“Tra le principali economie europee, l’Italia è seconda solo alla Germania per incidenza del settore industriale sul valore aggiunto complessivo, nonostante la crisi e la progressiva perdita della competitività dell’economia italiana nel decennio precedente la crisi”. Sono le parole del presidente del Consiglio, Mario Monti, che ieri ha inaugurato il nuovo stabilimento sughi di Barilla a Rubbiano di Solignano in provincia di Parma. Ilsussidiario.net ha intervistato Giovanni Marseguerra, docente di Economia politica all’Università Cattolica.
Professor Marseguerra, l’industria italiana ha beneficiato o è stata ostacolata dalle politiche del governo Monti?
Il sistema industriale italiano è un grande patrimonio per il Paese. Non è una proprietà di Monti, e non credo che il premier con le parole dette ieri voglia appropriarsene. E’ una realtà costruita nel corso dei decenni dall’impegno dei nostri imprenditori, lavoratori e da un clima di collaborazione e partecipazione che non ha precedenti. Il nostro sistema industriale è una grande ricchezza sia in termini economici, sia in termini valoriali e deve essere opportunamente protetto e promosso.
L’incremento delle tasse non rischia di “tagliare le gambe” alla nostra industria?
La pressione fiscale è arrivata a un livello insostenibile. Tuttavia bisogna tenere conto delle condizioni in cui si trova il Paese. Spesso non si tiene presente che quello dello spread è un problema che ha una influenza diretta sul sistema delle imprese attraverso la stretta creditizia che consegue quando il differenziale Btp/Bund è troppo elevato. Mantenere sotto controllo lo spread è nell’interesse del nostro sistema industriale.
Per quale motivo?
Oggi un imprenditore tedesco che intraprende un investimento ha la possibilità di ottenere somme per finanziarlo a un tasso di gran lunga più basso di quello che avrebbe un imprenditore italiano che volesse fare lo stesso investimento. Questo pone i nostri imprenditori in una condizione di grande difficoltà. Politiche fiscali così forti trovano una loro giustificazione nella necessità contingente di contenere per quanto possibile lo spread.
E’ l’eterno dilemma tra alzare le tasse per ridurre il debito o abbassarle per aumentare il Pil …
E’ un falso problema, in realtà bisognerebbe ripartire la tassazione in maniera diversa, alleggerendo la pressione fiscale che grava su imprese, lavoro e famiglia.
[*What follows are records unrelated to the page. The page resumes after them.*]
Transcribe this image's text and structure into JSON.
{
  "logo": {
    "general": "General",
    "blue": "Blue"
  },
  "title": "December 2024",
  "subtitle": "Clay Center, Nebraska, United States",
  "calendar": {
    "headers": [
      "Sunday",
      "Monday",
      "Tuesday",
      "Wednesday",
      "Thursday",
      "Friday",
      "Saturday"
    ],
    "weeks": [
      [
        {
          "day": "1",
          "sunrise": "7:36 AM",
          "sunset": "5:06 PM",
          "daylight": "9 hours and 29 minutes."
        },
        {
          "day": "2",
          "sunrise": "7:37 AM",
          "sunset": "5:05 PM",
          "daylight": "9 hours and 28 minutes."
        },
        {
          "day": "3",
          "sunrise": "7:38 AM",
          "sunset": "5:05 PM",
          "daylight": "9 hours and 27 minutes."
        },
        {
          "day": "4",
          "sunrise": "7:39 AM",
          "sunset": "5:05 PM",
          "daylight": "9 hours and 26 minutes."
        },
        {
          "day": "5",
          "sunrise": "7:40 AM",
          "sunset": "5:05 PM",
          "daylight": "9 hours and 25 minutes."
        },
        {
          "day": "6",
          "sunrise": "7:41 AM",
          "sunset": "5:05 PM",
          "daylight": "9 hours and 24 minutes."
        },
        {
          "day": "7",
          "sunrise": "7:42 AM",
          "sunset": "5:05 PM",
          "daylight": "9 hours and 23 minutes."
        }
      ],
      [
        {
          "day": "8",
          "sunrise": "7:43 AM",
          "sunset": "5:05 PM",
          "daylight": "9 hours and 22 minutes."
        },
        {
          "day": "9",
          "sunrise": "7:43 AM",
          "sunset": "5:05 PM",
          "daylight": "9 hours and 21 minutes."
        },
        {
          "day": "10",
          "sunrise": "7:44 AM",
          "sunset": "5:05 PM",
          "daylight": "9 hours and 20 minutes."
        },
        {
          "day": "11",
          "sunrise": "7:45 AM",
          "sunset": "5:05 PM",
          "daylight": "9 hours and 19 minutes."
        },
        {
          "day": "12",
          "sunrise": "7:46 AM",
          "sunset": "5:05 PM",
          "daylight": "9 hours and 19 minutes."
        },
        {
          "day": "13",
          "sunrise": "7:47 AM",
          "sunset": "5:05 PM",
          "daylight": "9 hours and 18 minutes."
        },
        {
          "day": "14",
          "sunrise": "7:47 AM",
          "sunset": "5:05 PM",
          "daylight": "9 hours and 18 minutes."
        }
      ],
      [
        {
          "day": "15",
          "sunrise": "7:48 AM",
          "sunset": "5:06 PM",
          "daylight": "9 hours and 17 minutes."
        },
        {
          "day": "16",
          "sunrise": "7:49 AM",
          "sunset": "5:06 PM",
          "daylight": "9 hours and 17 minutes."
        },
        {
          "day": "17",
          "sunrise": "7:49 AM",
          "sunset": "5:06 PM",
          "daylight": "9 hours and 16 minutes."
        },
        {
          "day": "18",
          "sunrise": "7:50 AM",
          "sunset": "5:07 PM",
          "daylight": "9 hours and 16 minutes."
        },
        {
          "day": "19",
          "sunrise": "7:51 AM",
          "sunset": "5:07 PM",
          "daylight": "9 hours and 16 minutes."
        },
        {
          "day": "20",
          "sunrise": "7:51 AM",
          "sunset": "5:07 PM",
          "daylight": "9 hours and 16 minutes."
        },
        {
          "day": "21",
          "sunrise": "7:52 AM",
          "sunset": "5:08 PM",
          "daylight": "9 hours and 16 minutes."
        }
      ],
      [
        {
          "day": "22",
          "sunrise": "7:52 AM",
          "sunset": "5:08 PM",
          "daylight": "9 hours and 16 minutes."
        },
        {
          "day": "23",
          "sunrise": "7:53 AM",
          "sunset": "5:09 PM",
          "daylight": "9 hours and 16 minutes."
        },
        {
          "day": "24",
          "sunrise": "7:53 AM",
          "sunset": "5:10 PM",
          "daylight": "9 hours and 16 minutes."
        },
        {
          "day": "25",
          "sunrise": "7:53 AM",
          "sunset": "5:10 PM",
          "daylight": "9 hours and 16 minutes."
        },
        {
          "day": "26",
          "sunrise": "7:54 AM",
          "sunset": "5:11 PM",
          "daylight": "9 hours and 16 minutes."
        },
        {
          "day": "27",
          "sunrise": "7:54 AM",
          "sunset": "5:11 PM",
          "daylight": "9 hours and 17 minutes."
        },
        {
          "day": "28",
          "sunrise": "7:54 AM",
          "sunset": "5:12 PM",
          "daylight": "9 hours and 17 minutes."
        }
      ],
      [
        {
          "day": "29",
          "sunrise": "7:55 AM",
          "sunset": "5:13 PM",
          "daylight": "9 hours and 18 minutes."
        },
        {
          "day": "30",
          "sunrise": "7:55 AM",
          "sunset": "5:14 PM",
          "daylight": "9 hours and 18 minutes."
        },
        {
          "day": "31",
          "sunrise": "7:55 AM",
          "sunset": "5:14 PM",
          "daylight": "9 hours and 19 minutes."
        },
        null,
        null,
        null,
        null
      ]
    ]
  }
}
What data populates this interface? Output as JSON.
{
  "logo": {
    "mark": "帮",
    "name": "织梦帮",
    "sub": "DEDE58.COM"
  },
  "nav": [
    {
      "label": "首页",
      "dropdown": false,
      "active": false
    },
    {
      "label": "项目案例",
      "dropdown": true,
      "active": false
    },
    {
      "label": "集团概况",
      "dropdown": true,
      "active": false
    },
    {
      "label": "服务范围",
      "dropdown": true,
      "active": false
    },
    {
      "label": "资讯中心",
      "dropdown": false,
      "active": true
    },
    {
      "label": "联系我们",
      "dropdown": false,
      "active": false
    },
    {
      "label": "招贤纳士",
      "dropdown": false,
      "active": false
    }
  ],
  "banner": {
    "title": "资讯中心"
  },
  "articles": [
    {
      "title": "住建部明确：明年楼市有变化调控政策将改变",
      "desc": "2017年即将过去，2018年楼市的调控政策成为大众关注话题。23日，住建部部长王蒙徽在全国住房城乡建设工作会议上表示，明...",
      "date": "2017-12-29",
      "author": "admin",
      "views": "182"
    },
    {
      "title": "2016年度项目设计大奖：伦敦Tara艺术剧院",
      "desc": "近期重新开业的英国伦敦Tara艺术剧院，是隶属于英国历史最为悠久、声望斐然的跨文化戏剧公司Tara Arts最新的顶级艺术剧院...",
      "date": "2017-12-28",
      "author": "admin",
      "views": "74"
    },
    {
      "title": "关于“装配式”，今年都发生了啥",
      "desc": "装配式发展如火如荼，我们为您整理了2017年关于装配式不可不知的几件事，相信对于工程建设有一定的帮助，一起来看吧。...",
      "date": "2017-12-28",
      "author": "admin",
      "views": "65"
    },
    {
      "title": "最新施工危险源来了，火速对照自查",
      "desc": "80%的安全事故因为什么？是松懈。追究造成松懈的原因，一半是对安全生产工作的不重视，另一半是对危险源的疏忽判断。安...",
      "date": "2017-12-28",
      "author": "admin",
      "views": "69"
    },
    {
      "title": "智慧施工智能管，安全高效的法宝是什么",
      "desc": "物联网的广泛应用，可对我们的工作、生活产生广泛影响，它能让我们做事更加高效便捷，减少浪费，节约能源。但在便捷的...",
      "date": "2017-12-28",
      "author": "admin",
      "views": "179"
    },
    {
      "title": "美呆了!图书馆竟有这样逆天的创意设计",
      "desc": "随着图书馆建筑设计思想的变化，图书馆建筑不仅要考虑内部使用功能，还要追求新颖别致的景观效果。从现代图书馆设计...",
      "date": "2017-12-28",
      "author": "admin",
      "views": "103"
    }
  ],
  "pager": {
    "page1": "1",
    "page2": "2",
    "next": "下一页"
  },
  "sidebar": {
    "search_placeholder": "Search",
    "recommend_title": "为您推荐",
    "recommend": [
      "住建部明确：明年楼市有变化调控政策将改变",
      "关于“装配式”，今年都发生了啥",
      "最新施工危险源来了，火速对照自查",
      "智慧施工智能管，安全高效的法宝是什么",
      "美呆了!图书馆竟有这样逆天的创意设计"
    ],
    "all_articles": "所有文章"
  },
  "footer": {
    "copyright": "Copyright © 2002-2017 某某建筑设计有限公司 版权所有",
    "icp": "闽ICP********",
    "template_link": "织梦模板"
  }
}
Questi soggetti, che sono il patrimonio del Paese, oggi sono tassati in maniera eccessiva. Si tratta di un percorso lungo, ma indubbiamente bisogna iniziare a fare qualcosa. Ancora non si intravede una soluzione stabile e duratura della crisi, stiamo attraversando una situazione di relativa emergenza e non si sa che cosa farà la Spagna, né che cosa seguirà a un’eventuale richiesta di aiuto da parte di Madrid. Non è il momento di abbassare la guardia, tuttavia va perseguito un percorso virtuoso che porti alla riduzione delle tasse per le imprese, il lavoro e le famiglie.
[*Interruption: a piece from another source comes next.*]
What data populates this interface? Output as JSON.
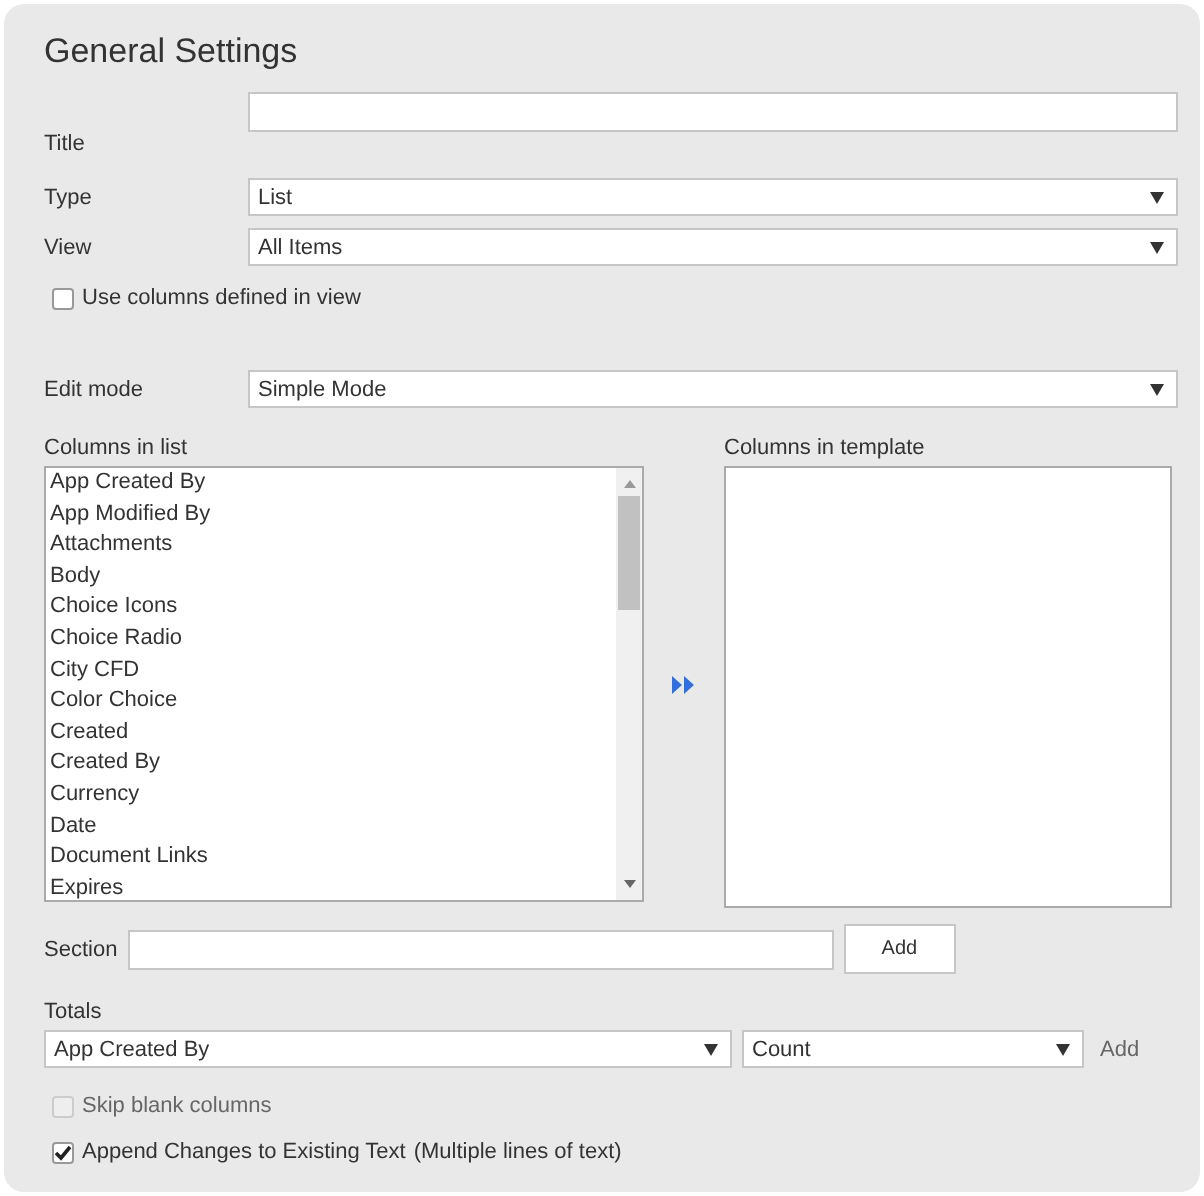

Da dove si può cominciare?
La riduzione del cuneo fiscale è una delle priorità. L’Irap è una tassazione iniqua, sbagliata e da modificare. Mi rendo conto che non è facile, ma in tempi come quelli attuali prefigurare soluzioni semplici significa non cogliere la complessità del problema.
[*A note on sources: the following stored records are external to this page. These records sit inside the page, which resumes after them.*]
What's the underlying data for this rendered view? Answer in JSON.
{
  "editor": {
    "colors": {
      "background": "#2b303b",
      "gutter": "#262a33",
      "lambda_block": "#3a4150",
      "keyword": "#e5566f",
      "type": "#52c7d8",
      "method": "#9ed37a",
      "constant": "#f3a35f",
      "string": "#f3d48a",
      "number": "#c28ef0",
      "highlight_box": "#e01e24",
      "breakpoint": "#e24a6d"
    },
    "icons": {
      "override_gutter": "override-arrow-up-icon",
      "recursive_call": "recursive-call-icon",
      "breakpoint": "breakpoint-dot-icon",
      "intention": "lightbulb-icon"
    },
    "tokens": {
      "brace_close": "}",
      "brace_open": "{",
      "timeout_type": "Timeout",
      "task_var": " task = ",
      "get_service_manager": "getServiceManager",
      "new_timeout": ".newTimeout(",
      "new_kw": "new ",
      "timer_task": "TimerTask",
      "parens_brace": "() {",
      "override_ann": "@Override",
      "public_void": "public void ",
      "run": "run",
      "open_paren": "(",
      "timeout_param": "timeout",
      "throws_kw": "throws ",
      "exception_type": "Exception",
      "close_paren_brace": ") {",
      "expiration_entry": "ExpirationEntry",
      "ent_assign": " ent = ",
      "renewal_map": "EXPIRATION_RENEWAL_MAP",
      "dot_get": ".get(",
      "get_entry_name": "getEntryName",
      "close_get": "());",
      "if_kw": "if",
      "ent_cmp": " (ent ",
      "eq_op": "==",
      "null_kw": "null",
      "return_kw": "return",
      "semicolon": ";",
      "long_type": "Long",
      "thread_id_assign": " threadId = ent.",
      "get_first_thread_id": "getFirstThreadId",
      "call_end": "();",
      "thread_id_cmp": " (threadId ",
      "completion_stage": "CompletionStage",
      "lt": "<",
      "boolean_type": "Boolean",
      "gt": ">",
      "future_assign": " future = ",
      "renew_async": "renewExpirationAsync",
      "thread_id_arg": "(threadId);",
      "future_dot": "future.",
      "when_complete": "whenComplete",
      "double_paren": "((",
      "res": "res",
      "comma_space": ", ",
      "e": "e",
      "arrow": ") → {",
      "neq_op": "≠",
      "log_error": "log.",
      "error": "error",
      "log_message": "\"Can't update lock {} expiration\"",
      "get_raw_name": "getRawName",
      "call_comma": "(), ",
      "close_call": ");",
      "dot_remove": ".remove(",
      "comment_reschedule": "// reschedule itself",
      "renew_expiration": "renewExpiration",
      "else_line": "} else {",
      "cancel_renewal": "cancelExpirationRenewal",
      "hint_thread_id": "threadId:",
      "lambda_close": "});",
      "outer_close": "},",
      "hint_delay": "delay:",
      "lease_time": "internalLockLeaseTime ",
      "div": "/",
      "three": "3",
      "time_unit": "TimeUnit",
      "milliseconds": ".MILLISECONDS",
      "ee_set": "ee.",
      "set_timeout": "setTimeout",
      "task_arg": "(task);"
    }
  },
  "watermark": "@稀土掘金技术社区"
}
In che modo può essere finanziato il taglio dell’Irap?
Le soluzioni tecniche sono diverse, quello che è importante è dare un segnale. Probabilmente in questo momento non si può fare molto, ma dare un segnale di attenzione alle imprese e alle famiglie, oltre all’entità del provvedimento, aumenterebbe la fiducia e in quanto tale avrebbe un valore decisivo.
Il patto nazionale per la produttività lanciato dal ministro Passera non rischia di essere un passo indietro rispetto alla contrattazione decentrata di Sacconi?
Il ministro per lo Sviluppo economico, Corrado Passera, non intende affatto prefigurare un ritorno al contratto unico nazionale. Quella della contrattazione decentrata è la strada che stiamo intraprendendo con decisione. I contratti locali e aziendali sono importanti e con il tempo lo diventeranno sempre di più. C’è un grande fenomeno di sussidiarietà che si sta realizzando, e che ha avuto un promotore nell’ex ministro del Lavoro, Maurizio Sacconi, il quale ha tracciato un percorso da cui non è possibile uscire. In presenza di un’accentuata diversificazione territoriale e settoriale delle nostre imprese, prefigurare un ritorno al contratto nazionale sarebbe una follia.